Higher-for-longer interest rates bode poorly for crypto, given that the sector usually benefits from increased speculation in a low-rate, high-liquidity environment.
Focus this week is on more data on the U.S. economy, which is likely to factor into the outlook on interest rates.
Gross domestic product data for the first quarter is due on Thursday, while PCE price index data- the Fed’s preferred inflation gauge- is due on Friday.
The U.S. Department of Justice has recommended a three-year prison sentence for Changpeng “CZ” Zhao, the founder and former CEO of Binance, for his role in the cryptocurrency exchange’s violations of federal sanctions and anti-money laundering laws.
The comments were made in a sentencing memo filed by DOJ attorneys on Tuesday night. They also proposed a $50 million fine after Zhao pleaded guilty to breaching the Bank Secrecy Act last November.
In response, Zhao’s legal team filed a counter-memo arguing for no prison time. They stressed that “no defendant in a remotely similar BSA case has ever been sentenced to incarceration.”
Instead, they proposed probation for Zhao, potentially including home confinement at his residence in Abu Dhabi. The defense highlighted Zhao’s payment of a fine and his “extraordinary acceptance of responsibility” as key factors in their argument for leniency.
“The sentence in this case will not just send a message to Zhao but also to the world. Zhao reaped vast rewards for his violation of U.S. law, and the price of that violation must be significant to effectively punish Zhao for his criminal acts and to deter others who are tempted to build fortunes and business empires by breaking U.S. law,” stated the filing.

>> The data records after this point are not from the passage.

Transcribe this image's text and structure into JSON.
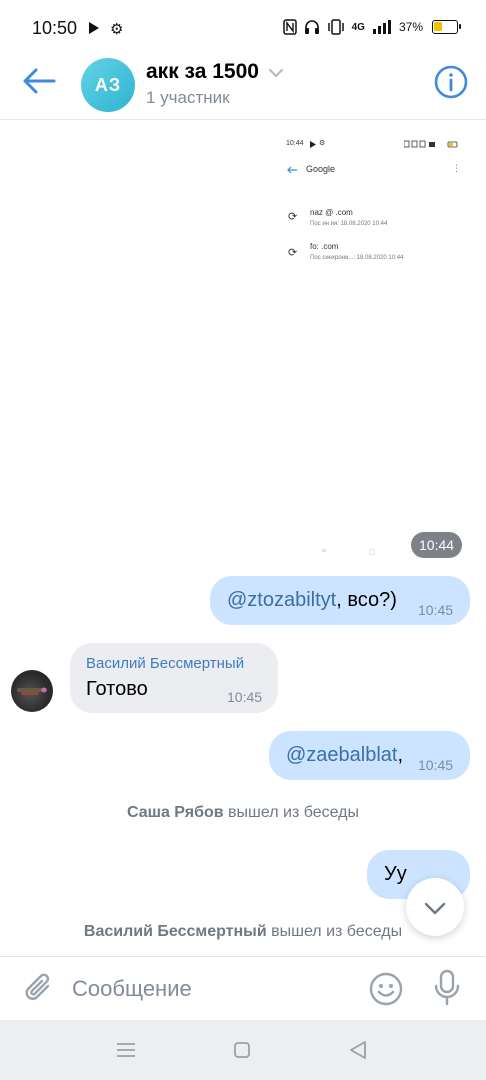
{
  "status_bar": {
    "time": "10:50",
    "network": "4G",
    "battery_percent": "37%",
    "battery_level": 0.37,
    "icons": [
      "play-icon",
      "gear-icon",
      "nfc-icon",
      "headset-icon",
      "vibrate-icon",
      "signal-icon",
      "battery-icon"
    ]
  },
  "header": {
    "avatar_initials": "АЗ",
    "title": "акк за 1500",
    "subtitle": "1 участник",
    "accent_color": "#3f8ae0"
  },
  "screenshot": {
    "time": "10:44",
    "title": "Google",
    "accounts": [
      {
        "email": "naz              @        .com",
        "status": "Пос        ин    ия: 18.08.2020 10:44"
      },
      {
        "email": "fo:              .com",
        "status": "Пос    синхрони...: 18.08.2020 10:44"
      }
    ]
  },
  "time_chip": "10:44",
  "messages": [
    {
      "type": "out",
      "mention": "@ztozabiltyt",
      "text": ", всо?)",
      "time": "10:45"
    },
    {
      "type": "in",
      "sender": "Василий Бессмертный",
      "text": "Готово",
      "time": "10:45"
    },
    {
      "type": "out",
      "mention": "@zaebalblat",
      "text": ",",
      "time": "10:45"
    },
    {
      "type": "system",
      "actor": "Саша Рябов",
      "text": " вышел из беседы"
    },
    {
      "type": "out",
      "mention": "",
      "text": "Уу",
      "time": ""
    },
    {
      "type": "system",
      "actor": "Василий Бессмертный",
      "text": " вышел из беседы"
    }
  ],
  "composer": {
    "placeholder": "Сообщение"
  },
  "colors": {
    "outgoing_bubble": "#cce4ff",
    "incoming_bubble": "#ebedf0",
    "link": "#3f7bc1",
    "meta_text": "#818c99"
  }
}
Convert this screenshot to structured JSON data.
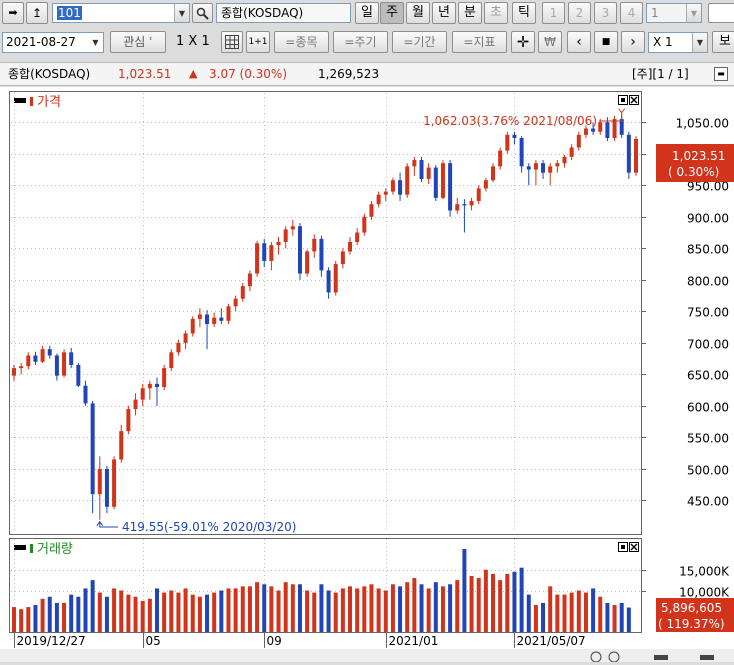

Under the terms of his plea agreement, Zhao initially faced a maximum of 18 months in prison.
However, in their recent filing, the DOJ contended that due to the “massive” scope and ramifications of Zhao’s misconduct, “an upward variance is appropriate here.”
Both Zhao’s defense and the prosecution had previously agreed to a $50 million fine. In addition, Zhao waived his right to appeal any sentence that is 18 months or less.